В то лето приехал в село в отпуск наш земляк, моряк рыболовного сейнера Толя Воронков. Одет он всегда был в тельняшку, брюки клеш, золотая фикса во рту, «шипром» несло за версту, все наши девки на танцах носились как наскипидаренные, хотели обратить на себя его внимание. Толя никому не отказывал, приглашал всех. Мы на него смотрели с обожанием, для нас он пропахший солеными волнами морской волк. Кроме нашей речки, пять метров в ширину, другой водной глади мы не видели, завидовали ему страшно. Меня он снисходительно называл Бубен-Бабиным. Намекал на мою пустоголовость. Мужикам за стаканом плодово-выгодного вина Толя рассказывал о трудном рыбачьем счастье. О том, как заходил в порты Японии, Китая и Сингапура, о косоглазых и привлекательных азиатках, которые чуть ли в обморок не падали при виде голубоглазого красавца с европейской внешностью. Старики верили и не верили, охотно поддакивали под выпивку моряка, я прятался под стол и слушал рассказы Толи затаив дыхание. Правда никак не мог понять: как из Каспийского моря, где он ловил рыбу, корабль нашего земляка мог попасть в порты Японии, Китая и прочих стран. Но что можно взять с моего невежества, учебник географии наполовину успел искурить до пинка нашего конюха. Одна из баек моряка Толи односельчане запомнили и передавали из уст в уста длинными, зимними вечерами, когда пойти некуда, делать нечего, вот и вспоминали различные случаи жизни по десятому разу. Из рассказа нашего земляка моряка следовало, как однажды застал их на море затяжной шторм, когда рыбу ловить нельзя. Моряки и рыболовы сидят в кубриках, травят анекдоты, вспоминают различные случаи из жизни, дуются в карты, ссорятся и тут же мирятся. Наш герой решил сходить в гальюн по «большому делу». Но поскольку на море качка, в гальюне предусмотрены скобы, за которые можно держаться, чтобы не упасть в толчок. Кстати, на сейнере гальюны плоские. Моряк не торопился, все равно в кубрике слушать уже нечего, а накурено так, что можно топор вешать. Наш моряк на славу потрудился, освободил одну руку и потянулся за бумагой. И в это время корабль на гребне волны основательно болтануло, вторая рука моряка оторвалась от скобы, и голой попой он упал прямо в собственное дерьмо. Его еще пару раз на нем провозило от «борта до борта», прежде, чем он сумел выбраться.

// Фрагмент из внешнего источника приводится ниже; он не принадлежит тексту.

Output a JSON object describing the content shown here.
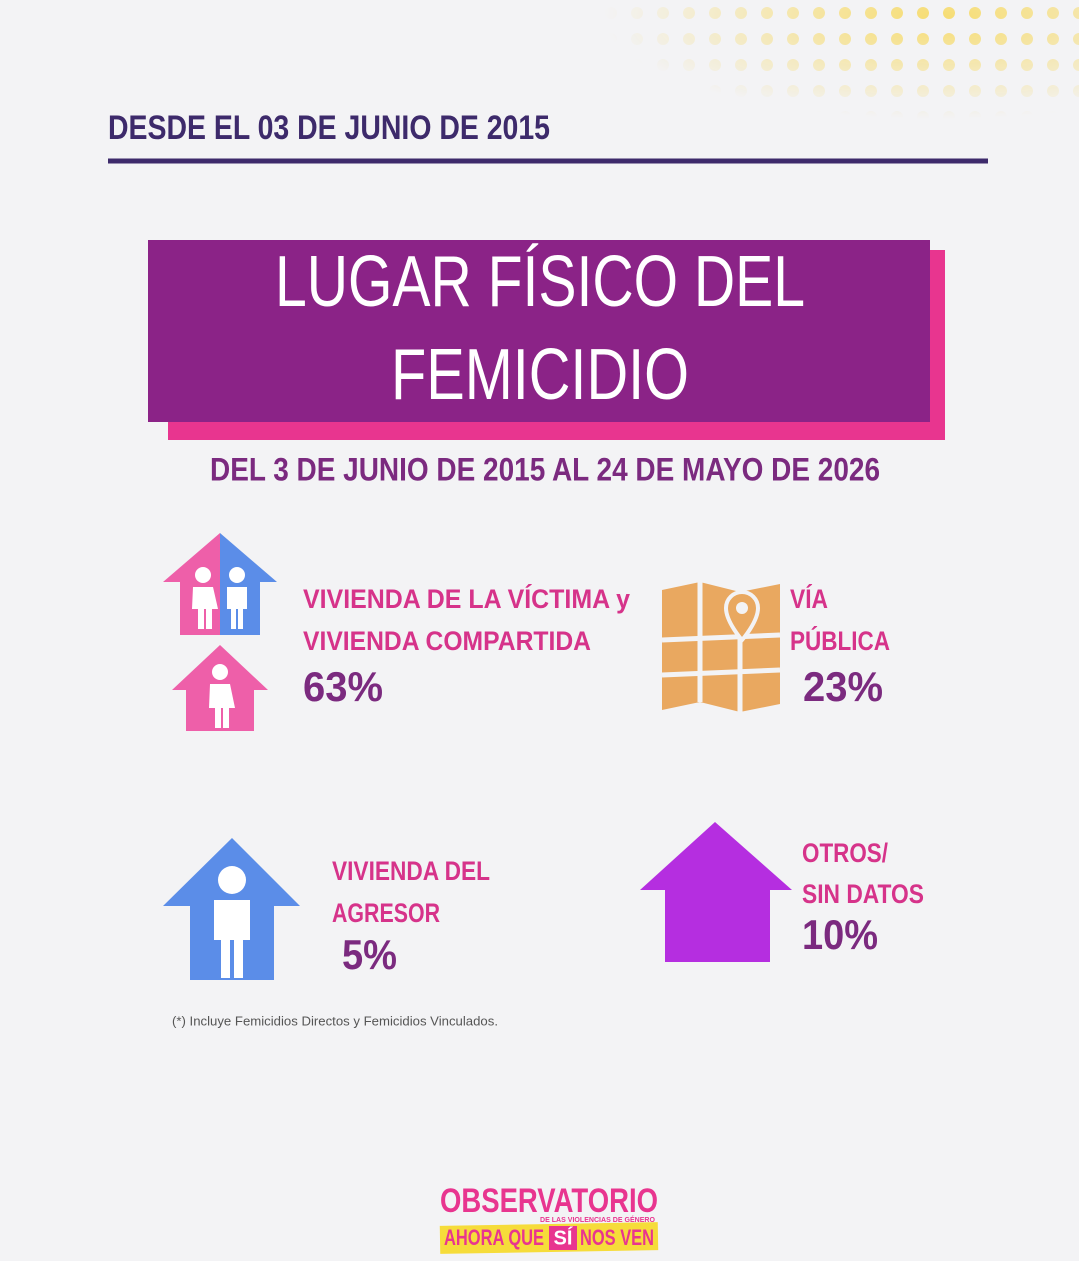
{
  "header": {
    "date_line": "DESDE EL 03 DE JUNIO DE 2015"
  },
  "title": {
    "lines": [
      "LUGAR FÍSICO DEL",
      "FEMICIDIO"
    ]
  },
  "subtitle": "DEL 3 DE JUNIO DE 2015 AL 24 DE MAYO DE 2026",
  "items": [
    {
      "label_lines": [
        "VIVIENDA DE LA VÍCTIMA y",
        "VIVIENDA COMPARTIDA"
      ],
      "value": "63%"
    },
    {
      "label_lines": [
        "VÍA",
        "PÚBLICA"
      ],
      "value": "23%"
    },
    {
      "label_lines": [
        "VIVIENDA DEL",
        "AGRESOR"
      ],
      "value": "5%"
    },
    {
      "label_lines": [
        "OTROS/",
        "SIN DATOS"
      ],
      "value": "10%"
    }
  ],
  "footnote": "(*) Incluye Femicidios Directos y Femicidios Vinculados.",
  "logo": {
    "name": "OBSERVATORIO",
    "tagline": "DE LAS VIOLENCIAS DE GÉNERO",
    "slogan": [
      "AHORA QUE",
      "SÍ",
      "NOS VEN"
    ]
  }
}
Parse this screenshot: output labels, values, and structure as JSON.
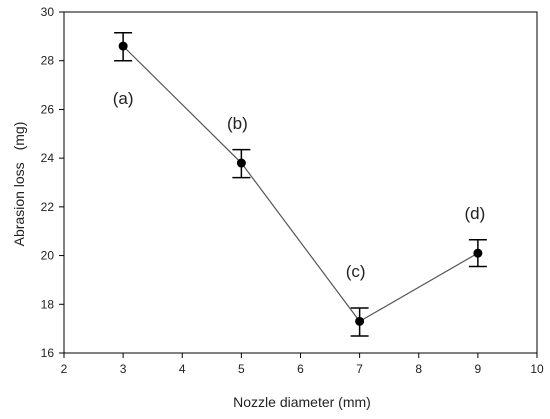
{
  "chart_data": {
    "type": "line",
    "xlabel": "Nozzle diameter (mm)",
    "ylabel": "Abrasion loss",
    "ylabel_unit": "(mg)",
    "xlim": [
      2,
      10
    ],
    "ylim": [
      16,
      30
    ],
    "x_ticks": [
      2,
      3,
      4,
      5,
      6,
      7,
      8,
      9,
      10
    ],
    "y_ticks": [
      16,
      18,
      20,
      22,
      24,
      26,
      28,
      30
    ],
    "grid": false,
    "series": [
      {
        "x": [
          3,
          5,
          7,
          9
        ],
        "y": [
          28.6,
          23.8,
          17.3,
          20.1
        ],
        "error_low": [
          28.0,
          23.2,
          16.7,
          19.55
        ],
        "error_high": [
          29.15,
          24.35,
          17.85,
          20.65
        ],
        "labels": [
          "(a)",
          "(b)",
          "(c)",
          "(d)"
        ]
      }
    ]
  }
}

-Выскочил я на палубу, - рассказывал далее Толя, - на корме тент, а на нем волнами набрызгало воды. Я снял с себя исподнее и давай застирываться и замываться. И в это время выходит на палубу боцман. Он сразу учуял запах, смекнул в чем дело, «заржал» довольно, и сказал: пойду хлопцам расскажу. Я ему говорю: молчи, падла, я тебе ящик водки поставлю, как только выйдем на берег. Пообещал молчать. Что вы думаете? Аж два часа терпел, молчал, не рассказывал, потом раскололся. Зато ящика водки лишился.
Все спрашивали Толю, когда он женится. Он весело отвечал, зачем ему жена? Он будет в море, а она здесь останется и кому-нибудь достанется?! Нет уж! На его век невест и женщин хватит. Всех женщин он беззлобно называл барракудами. Мы его спрашивали, что за хрень? Отвечал: рыба такая, хуже щуки. Морским волком обзывают.

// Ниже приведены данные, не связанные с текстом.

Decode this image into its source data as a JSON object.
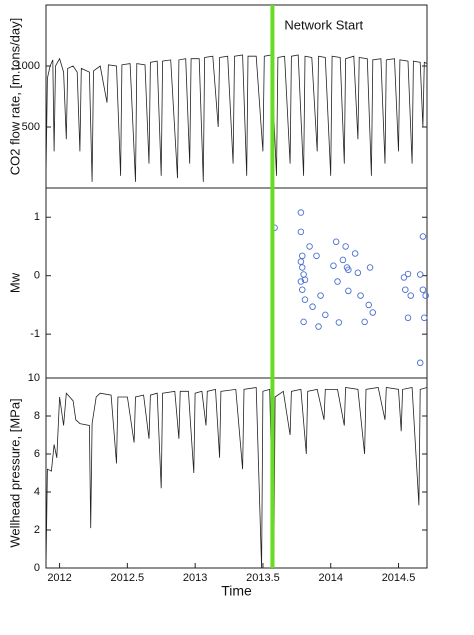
{
  "chart_data": [
    {
      "type": "line",
      "ylabel": "CO2 flow rate, [m.tons/day]",
      "xlim": [
        2011.9,
        2014.71
      ],
      "ylim": [
        0,
        1500
      ],
      "yticks": [
        500,
        1000
      ],
      "vline": {
        "x": 2013.57,
        "label": "Network Start",
        "color": "#66dd22"
      },
      "series": [
        {
          "color": "#222222",
          "x": [
            2011.9,
            2011.91,
            2011.93,
            2011.95,
            2011.96,
            2011.97,
            2012.0,
            2012.03,
            2012.05,
            2012.06,
            2012.1,
            2012.13,
            2012.15,
            2012.16,
            2012.22,
            2012.24,
            2012.25,
            2012.3,
            2012.35,
            2012.36,
            2012.42,
            2012.45,
            2012.46,
            2012.52,
            2012.56,
            2012.57,
            2012.63,
            2012.66,
            2012.67,
            2012.72,
            2012.75,
            2012.76,
            2012.82,
            2012.87,
            2012.88,
            2012.93,
            2012.96,
            2012.97,
            2013.03,
            2013.06,
            2013.07,
            2013.13,
            2013.17,
            2013.18,
            2013.24,
            2013.28,
            2013.29,
            2013.35,
            2013.38,
            2013.39,
            2013.45,
            2013.5,
            2013.51,
            2013.56,
            2013.6,
            2013.61,
            2013.66,
            2013.7,
            2013.71,
            2013.76,
            2013.8,
            2013.81,
            2013.86,
            2013.9,
            2013.91,
            2013.96,
            2014.0,
            2014.01,
            2014.07,
            2014.1,
            2014.11,
            2014.17,
            2014.2,
            2014.21,
            2014.27,
            2014.3,
            2014.31,
            2014.37,
            2014.4,
            2014.41,
            2014.47,
            2014.5,
            2014.51,
            2014.57,
            2014.6,
            2014.61,
            2014.66,
            2014.68,
            2014.69,
            2014.71
          ],
          "values": [
            100,
            900,
            1000,
            1050,
            300,
            1000,
            1060,
            950,
            400,
            980,
            1000,
            950,
            300,
            980,
            950,
            50,
            960,
            1000,
            700,
            1010,
            1000,
            100,
            1010,
            1020,
            50,
            1020,
            1010,
            200,
            1030,
            1040,
            100,
            1040,
            1050,
            80,
            1050,
            1060,
            200,
            1060,
            1060,
            50,
            1070,
            1080,
            500,
            1070,
            1080,
            200,
            1080,
            1090,
            100,
            1080,
            1080,
            300,
            1080,
            1090,
            100,
            1070,
            1080,
            200,
            1080,
            1090,
            100,
            1080,
            1070,
            300,
            1080,
            1070,
            100,
            1080,
            1070,
            200,
            1060,
            1080,
            400,
            1070,
            1060,
            100,
            1050,
            1060,
            200,
            1050,
            1060,
            300,
            1050,
            1040,
            200,
            1040,
            1030,
            500,
            1030,
            1020
          ]
        }
      ]
    },
    {
      "type": "scatter",
      "ylabel": "Mw",
      "xlim": [
        2011.9,
        2014.71
      ],
      "ylim": [
        -1.75,
        1.5
      ],
      "yticks": [
        -1,
        0,
        1
      ],
      "series": [
        {
          "color": "#4a6fd1",
          "x": [
            2013.586,
            2013.78,
            2013.78,
            2013.79,
            2013.78,
            2013.79,
            2013.8,
            2013.78,
            2013.79,
            2013.81,
            2013.8,
            2013.81,
            2013.844,
            2013.866,
            2013.895,
            2013.91,
            2013.925,
            2013.96,
            2014.02,
            2014.04,
            2014.05,
            2014.06,
            2014.09,
            2014.11,
            2014.12,
            2014.13,
            2014.13,
            2014.18,
            2014.2,
            2014.22,
            2014.25,
            2014.28,
            2014.29,
            2014.31,
            2014.54,
            2014.55,
            2014.57,
            2014.57,
            2014.59,
            2014.66,
            2014.66,
            2014.68,
            2014.68,
            2014.7,
            2014.69
          ],
          "values": [
            0.82,
            1.08,
            0.75,
            0.34,
            0.24,
            0.14,
            0.02,
            -0.1,
            -0.24,
            -0.07,
            -0.79,
            -0.41,
            0.5,
            -0.53,
            0.34,
            -0.87,
            -0.34,
            -0.67,
            0.17,
            0.58,
            -0.1,
            -0.8,
            0.27,
            0.5,
            0.14,
            -0.26,
            0.1,
            0.38,
            0.05,
            -0.34,
            -0.79,
            -0.5,
            0.14,
            -0.63,
            -0.03,
            -0.24,
            0.03,
            -0.72,
            -0.34,
            0.02,
            -1.49,
            0.67,
            -0.24,
            -0.34,
            -0.72
          ]
        }
      ]
    },
    {
      "type": "line",
      "ylabel": "Wellhead pressure, [MPa]",
      "xlabel": "Time",
      "xlim": [
        2011.9,
        2014.71
      ],
      "ylim": [
        0,
        10
      ],
      "yticks": [
        0,
        2,
        4,
        6,
        8,
        10
      ],
      "xticks": [
        2012,
        2012.5,
        2013,
        2013.5,
        2014,
        2014.5
      ],
      "series": [
        {
          "color": "#222222",
          "x": [
            2011.9,
            2011.91,
            2011.94,
            2011.96,
            2011.98,
            2012.0,
            2012.03,
            2012.05,
            2012.1,
            2012.12,
            2012.15,
            2012.22,
            2012.23,
            2012.24,
            2012.27,
            2012.3,
            2012.38,
            2012.42,
            2012.43,
            2012.5,
            2012.55,
            2012.56,
            2012.62,
            2012.66,
            2012.67,
            2012.72,
            2012.75,
            2012.76,
            2012.85,
            2012.88,
            2012.89,
            2012.95,
            2012.99,
            2013.0,
            2013.05,
            2013.08,
            2013.09,
            2013.15,
            2013.18,
            2013.19,
            2013.3,
            2013.35,
            2013.36,
            2013.45,
            2013.49,
            2013.5,
            2013.55,
            2013.58,
            2013.59,
            2013.65,
            2013.7,
            2013.71,
            2013.78,
            2013.82,
            2013.83,
            2013.9,
            2013.95,
            2013.96,
            2014.05,
            2014.1,
            2014.11,
            2014.2,
            2014.25,
            2014.26,
            2014.35,
            2014.4,
            2014.41,
            2014.5,
            2014.52,
            2014.53,
            2014.6,
            2014.65,
            2014.66,
            2014.71
          ],
          "values": [
            0,
            5.2,
            5.1,
            6.5,
            5.8,
            9.0,
            7.5,
            9.2,
            8.8,
            7.8,
            7.6,
            7.5,
            2.1,
            7.6,
            9.0,
            9.2,
            9.1,
            5.5,
            9.0,
            9.0,
            6.6,
            9.0,
            9.1,
            6.8,
            9.1,
            9.2,
            4.2,
            9.2,
            9.3,
            6.8,
            9.3,
            9.3,
            5.0,
            9.2,
            9.3,
            7.5,
            9.3,
            9.4,
            5.8,
            9.3,
            9.4,
            5.2,
            9.4,
            9.5,
            0,
            9.3,
            9.4,
            0,
            9.0,
            9.3,
            7.0,
            9.3,
            9.4,
            6.0,
            9.3,
            9.4,
            7.8,
            9.4,
            9.4,
            7.5,
            9.5,
            9.4,
            6.0,
            9.4,
            9.5,
            7.8,
            9.5,
            9.4,
            7.2,
            9.4,
            9.5,
            3.3,
            9.4,
            9.5
          ]
        }
      ]
    }
  ]
}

-Зубы – во! – показывал длину пальца Толик. – Пасть, как у акулы, хищник – одним словом.
-А причем здесь женщины? – недоумевали мы.
-Такие же хищницы. Того и гляди заглотят…
В этот приезд он положил глаз на нашу молодую учительницу. Она наша, деревенская, оканчивает педагогический институт в областном городе, прислали на стажировку. Раньше была Валькой кривоногой, а теперь Валентина Ивановна. Грамотная стала, - жуть! Тут как-то поссорилась у колодца с нашей сельчанкой, которая со всеми скандалит по поводу и без повода, так Валентина Ивановна ту вульвой обозвала. Так и сказала:
-Ах, ты вульва!
Наша сельчанка опешила, такой обзывалки она не слышала, обиделась до белены в глазах, ушла домой, говорила, что никогда не простит подобного оскорбления, а еще учительница называется. Все пыталась выяснить – что такое вульва? У кого из баб не спрашивала, что обозначает это оскорбление, никто не мог ей разъяснить, и только ученый ветеринар пояснил ей, что вульва – это женский половой орган.
Наша сельчанка успокоилась.
-Вот дура грамотеечная! – говорила она в адрес своей оскорбительницы. – Обозвала бы п….й, тогда все было бы ясно и безобидно, а то – вульвой! – при этом пожимала плечами и делала круглые глаза.
Морячок наш подпирал ворота дома учительницы, теряя наше пацанячье уважение, учительница стеснялась нас, своих будущих учеников, выходила за ворота, когда стемнеет. Они уходили в ближайший перелесок подальше от людских глаз. Баба, с которой наша будущая учительница ссорилась, в кругу подруг едко заметила: «Как бы вместо диплома в кармане, она б нам дите не привезла в подоле…».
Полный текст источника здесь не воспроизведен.